El programa de humor Boca de Piano volvió a captar la atención del público con uno de sus segmentos más populares: La ruta de Boca Taxi. En esta entrega, el comediante simula ser un taxista mientras comparte escena con el comunicador Enrique Crespo, desarrollando una conversación espontánea cargada de ironía, doble sentido y comentarios sobre la farándula local. El formato, basado en la improvisación, convierte el supuesto trayecto en una excusa para abordar temas cotidianos desde la sátira y el relajo.
Durante el recorrido ficticio, ambos intercambiaron bromas sobre amenazas, rumores del medio artístico y la percepción pública de los comunicadores. Entre risas, Boca de Piano ironizó sobre supuestas advertencias recibidas y se refirió, en tono humorístico, a figuras del entretenimiento nacional. La conversación avanzó hacia temas como los chismes mediáticos, la credibilidad de la farándula y la forma en que muchas informaciones, aunque se presenten como chistes, terminan acercándose a la realidad. El diálogo se mantuvo en un lenguaje coloquial, irreverente y característico del estilo del programa.

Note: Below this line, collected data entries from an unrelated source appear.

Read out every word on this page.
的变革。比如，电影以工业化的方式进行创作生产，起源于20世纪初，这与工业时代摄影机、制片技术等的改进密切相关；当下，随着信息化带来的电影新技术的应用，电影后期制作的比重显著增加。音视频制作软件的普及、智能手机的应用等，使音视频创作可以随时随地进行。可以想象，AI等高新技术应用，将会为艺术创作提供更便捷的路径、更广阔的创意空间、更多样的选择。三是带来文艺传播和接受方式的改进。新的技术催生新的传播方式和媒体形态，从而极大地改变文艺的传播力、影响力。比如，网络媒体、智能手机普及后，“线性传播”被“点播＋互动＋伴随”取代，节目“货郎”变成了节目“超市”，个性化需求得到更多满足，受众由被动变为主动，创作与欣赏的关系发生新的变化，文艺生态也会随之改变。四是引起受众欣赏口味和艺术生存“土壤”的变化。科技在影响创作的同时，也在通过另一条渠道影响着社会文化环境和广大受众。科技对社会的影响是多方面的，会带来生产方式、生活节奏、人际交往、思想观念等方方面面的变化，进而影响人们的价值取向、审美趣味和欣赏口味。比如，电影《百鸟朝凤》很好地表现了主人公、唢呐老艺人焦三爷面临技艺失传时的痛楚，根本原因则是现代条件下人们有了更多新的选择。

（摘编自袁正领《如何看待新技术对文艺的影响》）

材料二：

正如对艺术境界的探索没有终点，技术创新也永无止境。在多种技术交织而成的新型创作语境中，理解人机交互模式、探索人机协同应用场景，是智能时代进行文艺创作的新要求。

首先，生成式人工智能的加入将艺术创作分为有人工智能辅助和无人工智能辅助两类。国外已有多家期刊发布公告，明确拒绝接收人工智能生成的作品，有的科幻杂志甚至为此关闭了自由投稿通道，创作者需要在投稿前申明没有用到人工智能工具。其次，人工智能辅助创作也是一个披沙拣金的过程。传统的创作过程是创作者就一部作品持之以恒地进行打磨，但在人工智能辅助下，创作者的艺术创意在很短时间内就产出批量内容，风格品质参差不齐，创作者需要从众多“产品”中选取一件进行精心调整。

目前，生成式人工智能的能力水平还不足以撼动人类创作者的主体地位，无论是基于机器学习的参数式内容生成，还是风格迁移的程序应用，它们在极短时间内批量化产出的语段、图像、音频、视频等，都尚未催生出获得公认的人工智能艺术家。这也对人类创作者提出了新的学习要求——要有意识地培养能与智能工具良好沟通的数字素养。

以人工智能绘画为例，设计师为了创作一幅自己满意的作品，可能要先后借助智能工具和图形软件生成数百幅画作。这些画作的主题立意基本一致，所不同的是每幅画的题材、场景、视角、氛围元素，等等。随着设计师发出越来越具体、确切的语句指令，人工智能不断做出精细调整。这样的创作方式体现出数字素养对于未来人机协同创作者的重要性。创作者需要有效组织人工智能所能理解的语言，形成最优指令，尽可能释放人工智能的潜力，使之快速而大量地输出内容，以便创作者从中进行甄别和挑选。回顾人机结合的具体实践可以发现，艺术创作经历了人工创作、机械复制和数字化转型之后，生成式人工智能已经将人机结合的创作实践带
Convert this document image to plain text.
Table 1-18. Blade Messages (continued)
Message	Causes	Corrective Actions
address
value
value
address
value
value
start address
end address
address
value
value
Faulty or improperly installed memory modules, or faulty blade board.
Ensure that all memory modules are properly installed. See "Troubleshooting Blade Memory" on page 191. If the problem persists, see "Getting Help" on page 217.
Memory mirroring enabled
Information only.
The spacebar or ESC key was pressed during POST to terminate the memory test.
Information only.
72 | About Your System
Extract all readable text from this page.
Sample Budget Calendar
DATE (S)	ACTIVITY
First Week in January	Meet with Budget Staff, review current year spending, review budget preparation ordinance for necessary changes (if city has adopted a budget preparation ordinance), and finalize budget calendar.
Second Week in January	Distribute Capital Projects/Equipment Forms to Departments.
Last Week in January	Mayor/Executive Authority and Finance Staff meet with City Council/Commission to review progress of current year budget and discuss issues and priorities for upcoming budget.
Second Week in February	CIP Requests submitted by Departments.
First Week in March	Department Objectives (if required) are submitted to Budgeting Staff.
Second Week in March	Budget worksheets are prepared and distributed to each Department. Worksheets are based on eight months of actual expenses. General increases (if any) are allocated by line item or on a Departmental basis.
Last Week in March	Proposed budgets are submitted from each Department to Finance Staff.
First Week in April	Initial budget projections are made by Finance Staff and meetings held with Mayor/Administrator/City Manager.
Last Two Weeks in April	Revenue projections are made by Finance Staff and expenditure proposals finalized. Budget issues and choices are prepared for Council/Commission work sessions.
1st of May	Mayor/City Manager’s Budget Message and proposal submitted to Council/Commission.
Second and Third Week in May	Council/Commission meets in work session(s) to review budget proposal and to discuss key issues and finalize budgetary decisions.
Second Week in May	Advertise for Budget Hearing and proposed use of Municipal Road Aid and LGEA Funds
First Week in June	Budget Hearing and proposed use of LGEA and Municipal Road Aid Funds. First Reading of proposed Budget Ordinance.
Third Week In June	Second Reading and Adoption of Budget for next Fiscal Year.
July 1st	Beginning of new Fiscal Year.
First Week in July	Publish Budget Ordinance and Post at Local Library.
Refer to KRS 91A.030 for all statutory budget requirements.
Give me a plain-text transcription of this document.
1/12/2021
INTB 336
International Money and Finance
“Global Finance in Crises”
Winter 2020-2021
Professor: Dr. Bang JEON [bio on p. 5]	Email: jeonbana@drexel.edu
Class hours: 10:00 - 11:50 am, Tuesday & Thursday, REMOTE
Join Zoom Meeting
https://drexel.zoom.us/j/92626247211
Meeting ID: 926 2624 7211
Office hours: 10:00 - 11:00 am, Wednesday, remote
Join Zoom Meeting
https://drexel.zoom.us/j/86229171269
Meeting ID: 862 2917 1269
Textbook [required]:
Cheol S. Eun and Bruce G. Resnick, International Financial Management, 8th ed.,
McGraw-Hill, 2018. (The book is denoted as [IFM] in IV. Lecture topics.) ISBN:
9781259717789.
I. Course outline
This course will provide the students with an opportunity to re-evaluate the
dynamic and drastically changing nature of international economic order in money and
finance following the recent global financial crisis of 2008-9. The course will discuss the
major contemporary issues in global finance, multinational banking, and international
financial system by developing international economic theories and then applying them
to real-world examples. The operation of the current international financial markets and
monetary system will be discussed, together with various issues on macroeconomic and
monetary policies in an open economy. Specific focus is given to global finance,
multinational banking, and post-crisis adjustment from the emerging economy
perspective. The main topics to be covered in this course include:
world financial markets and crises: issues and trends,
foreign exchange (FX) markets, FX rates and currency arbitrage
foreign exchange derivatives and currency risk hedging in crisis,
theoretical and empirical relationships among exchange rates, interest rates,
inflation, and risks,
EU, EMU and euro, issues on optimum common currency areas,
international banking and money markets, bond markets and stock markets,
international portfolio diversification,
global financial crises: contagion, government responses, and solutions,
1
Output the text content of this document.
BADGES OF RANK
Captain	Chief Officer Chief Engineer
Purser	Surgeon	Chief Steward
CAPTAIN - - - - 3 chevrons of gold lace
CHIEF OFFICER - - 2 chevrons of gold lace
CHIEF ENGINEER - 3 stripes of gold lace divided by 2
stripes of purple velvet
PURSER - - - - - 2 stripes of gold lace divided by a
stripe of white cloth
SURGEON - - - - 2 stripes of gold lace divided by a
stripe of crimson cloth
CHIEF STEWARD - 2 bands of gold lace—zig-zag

El segmento también tocó asuntos como las transformaciones físicas en el espectáculo, las modas entre artistas, la moral pública y la contradicción entre discurso y práctica, especialmente en temas religiosos y sociales. Todo fue tratado desde el humor ácido, sin intención de solemnidad, apelando a la risa como recurso principal. La ruta de Boca Taxi se consolida así como una propuesta que mezcla crítica ligera, picardía y entretenimiento, logrando que el público conecte con situaciones reconocibles del entorno mediático dominicano. El espacio reafirma el sello de Boca de Piano: provocar carcajadas mientras se comentan, sin filtros, los temas más comentados del momento.